Marian Anderson is an iconic figure, noted for how her immense talent and perseverance enabled her to break major barriers.
The mezzo-soprano was born on February 27, 1897, in Philadelphia and displayed immense vocal ability as a child. Unfortunately, her family could not afford to pay for formal training. In her early years of life, supportive members of her church congregation raised funds for her to attend a music school for about a year. The oldest of three girls, Anderson was just six-years-old when she became a choir member at the Union Baptist Church, where she earned the nickname “Baby Contralto.”
At the age of 12, Anderson’s father passed away, leaving her mother to raise three young girls. After her father’s death, Anderson was still determined to become a professional musician. Her performance at the Lincoln Memorial in 1939 helped set the stage for the Civil Rights Era.
Much of Anderson’s life would ultimately see her breaking down barriers for African-American performers. In 1955, the gifted contralto singer then became the first African American vocalist to perform as a member of New York’s Metropolitan Opera.
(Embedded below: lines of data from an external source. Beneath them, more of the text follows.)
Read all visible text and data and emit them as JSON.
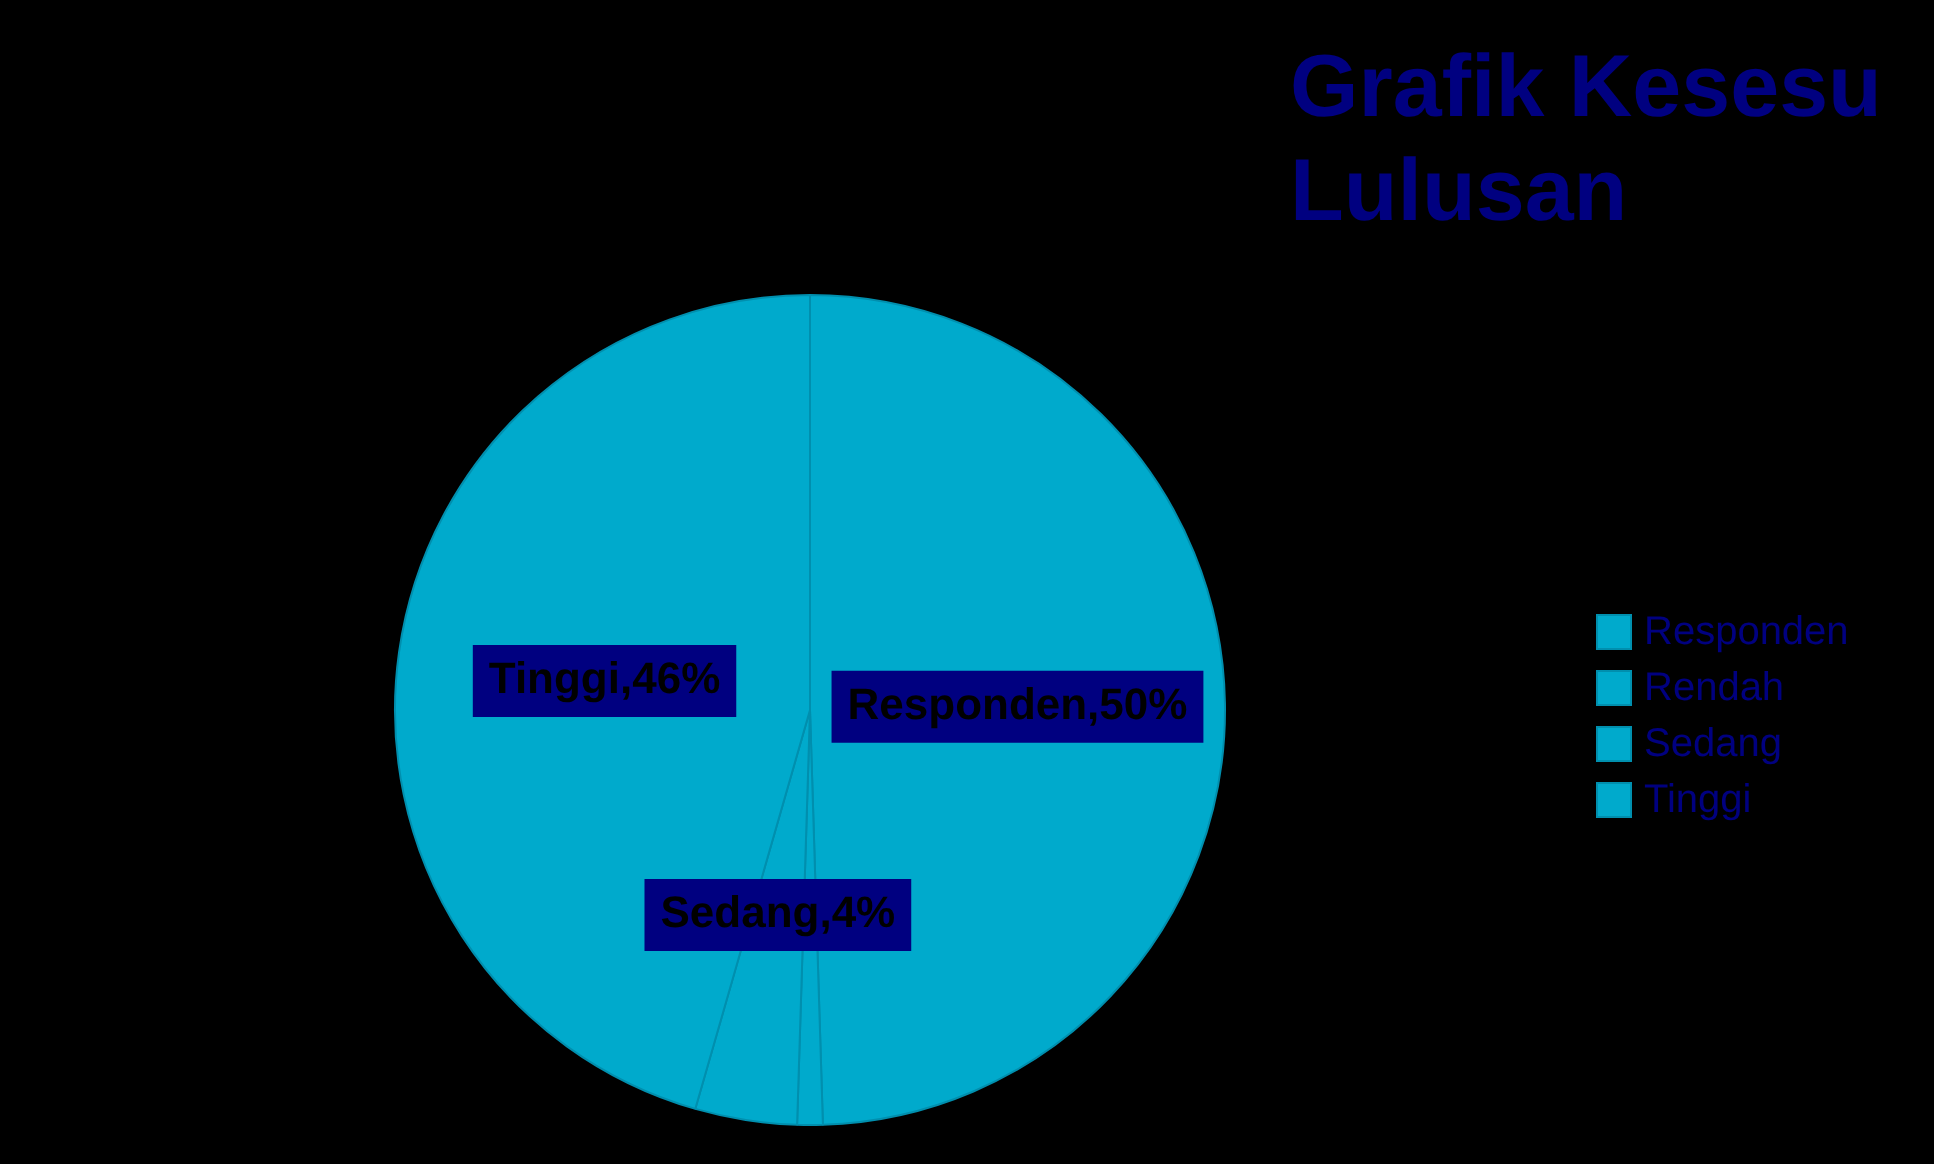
{
  "chart_data": {
    "type": "pie",
    "title": "Grafik Kesesu Lulusan",
    "categories": [
      "Responden",
      "Rendah",
      "Sedang",
      "Tinggi"
    ],
    "values": [
      50,
      1,
      4,
      46
    ],
    "colors": [
      "#00aacc",
      "#00aacc",
      "#00aacc",
      "#00aacc"
    ],
    "value_labels": [
      "Responden,50%",
      null,
      "Sedang,4%",
      "Tinggi,46%"
    ],
    "legend": "right"
  }
}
Over the next several decades of her life, Anderson’s stature only grew. In 1961 she performed the national anthem at President John F. Kennedy’s inauguration. Two years later, President Kennedy honored the singer with the Presidential Medal of Freedom. After retiring from performing in 1965, Anderson retired to a life on her farm in Connecticut. In 1991, the music world honored her with a Grammy Award for Lifetime Achievement.